= Bob Roseveare =

British codebreaker and schoolteacher

Robert Arthur (Bob) Roseveare (23 May 1923 – 8 December 2004) was an English codebreaker at Bletchley Park during World War II and later a schoolteacher.

He was born at Repton, Derbyshire where his father, Sir Martin Roseveare, taught at Repton School. He won a scholarship to Marlborough College, Wiltshire, where he studied from 1936 to 1941.

In 1942 Roseveare and fellow Marlborough student Nigel Forward were recruited by Gordon Welchman (who also went to Marlborough College) for Hut 6 at Bletchley Park where they worked on German Air Force (Luftwaffe) Enigma messages. Roseveare started in the Watch, then moved to the Quatch, a small backroom group that decoded non-current messages. When Germany surrendered, Bob moved to the Japanese section, until August 1945.

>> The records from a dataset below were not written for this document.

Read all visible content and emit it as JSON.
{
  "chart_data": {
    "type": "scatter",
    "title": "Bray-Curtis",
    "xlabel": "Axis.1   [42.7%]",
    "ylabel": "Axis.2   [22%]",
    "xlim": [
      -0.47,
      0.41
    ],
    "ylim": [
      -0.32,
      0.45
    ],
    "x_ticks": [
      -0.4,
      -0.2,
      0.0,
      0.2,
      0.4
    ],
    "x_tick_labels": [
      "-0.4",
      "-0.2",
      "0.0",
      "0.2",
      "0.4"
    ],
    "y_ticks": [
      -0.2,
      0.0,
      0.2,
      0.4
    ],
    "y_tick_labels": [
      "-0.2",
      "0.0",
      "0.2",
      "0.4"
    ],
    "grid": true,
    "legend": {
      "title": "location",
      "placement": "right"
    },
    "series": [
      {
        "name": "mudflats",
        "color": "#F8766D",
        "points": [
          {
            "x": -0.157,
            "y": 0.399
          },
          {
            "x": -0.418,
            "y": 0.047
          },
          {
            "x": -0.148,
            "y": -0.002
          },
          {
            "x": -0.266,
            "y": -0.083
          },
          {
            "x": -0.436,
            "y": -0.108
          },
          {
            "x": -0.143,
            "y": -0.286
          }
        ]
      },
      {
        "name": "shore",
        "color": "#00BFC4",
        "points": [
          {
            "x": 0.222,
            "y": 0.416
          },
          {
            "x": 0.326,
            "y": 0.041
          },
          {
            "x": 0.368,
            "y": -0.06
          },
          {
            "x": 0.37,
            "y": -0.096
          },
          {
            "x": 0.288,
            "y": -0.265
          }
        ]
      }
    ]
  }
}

Roseveare met his future wife in Hut 6, Ione Jay, full name Katherine Ione Jay. They married on 7 August 1947, with Derek Taunt as best man. His friend from Marlborough, Nigel Forward, Dennis Babbage and three others in Hut 6 also met their wives there.

After leaving Bletchley Park, Roseveare took up a scholarship he had won in 1941 to St John's College, Cambridge, and was awarded a degree in mathematics in 1947. In 1948 while touring South Africa and Rhodesia with a mixed Oxford and Cambridge hockey team he accepted a teaching post at Hilton College, Natal. He moved to Michaelhouse, Natal, then St Martin’s School, Johannesburg, then to a multiracial school at Waterford, Swaziland. He was licensed by the Archbishop of Cape Town as a lay reader.

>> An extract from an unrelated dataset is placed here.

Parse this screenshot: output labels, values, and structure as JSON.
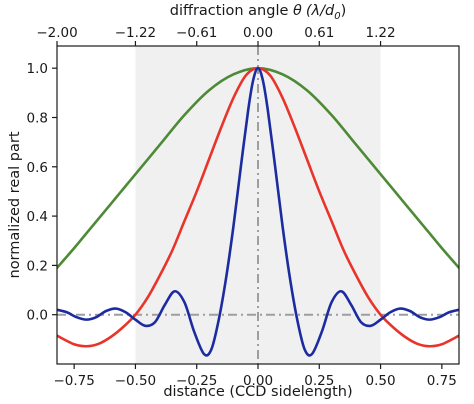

He returned to England in 1965, where he taught at Epsom College, then (1970–1983) at Uppingham School, Rutland, becoming the head of the Mathematics department in 1980. After retiring in 1983 he taught at the Haberdashers’ Monmouth School for Girls for a year.

He was keen on the operas of Gilbert and Sullivan, and on the history of the Rosevear (also spelled Roseveare or Rosevere) family from Cornwall, England, starting about AD 1500 in the hamlet of Rescorla near Luxulyan. Between 1985 and 1990 Bob published seven booklets on the Roseveare family, which have been updated and reissued as one book, with information on 14,779 descendants throughout the world. His sister Helen Roseveare was a medical missionary in the Congo for 20 years.

He died aged 81 at Uppingham on 8 December 2004.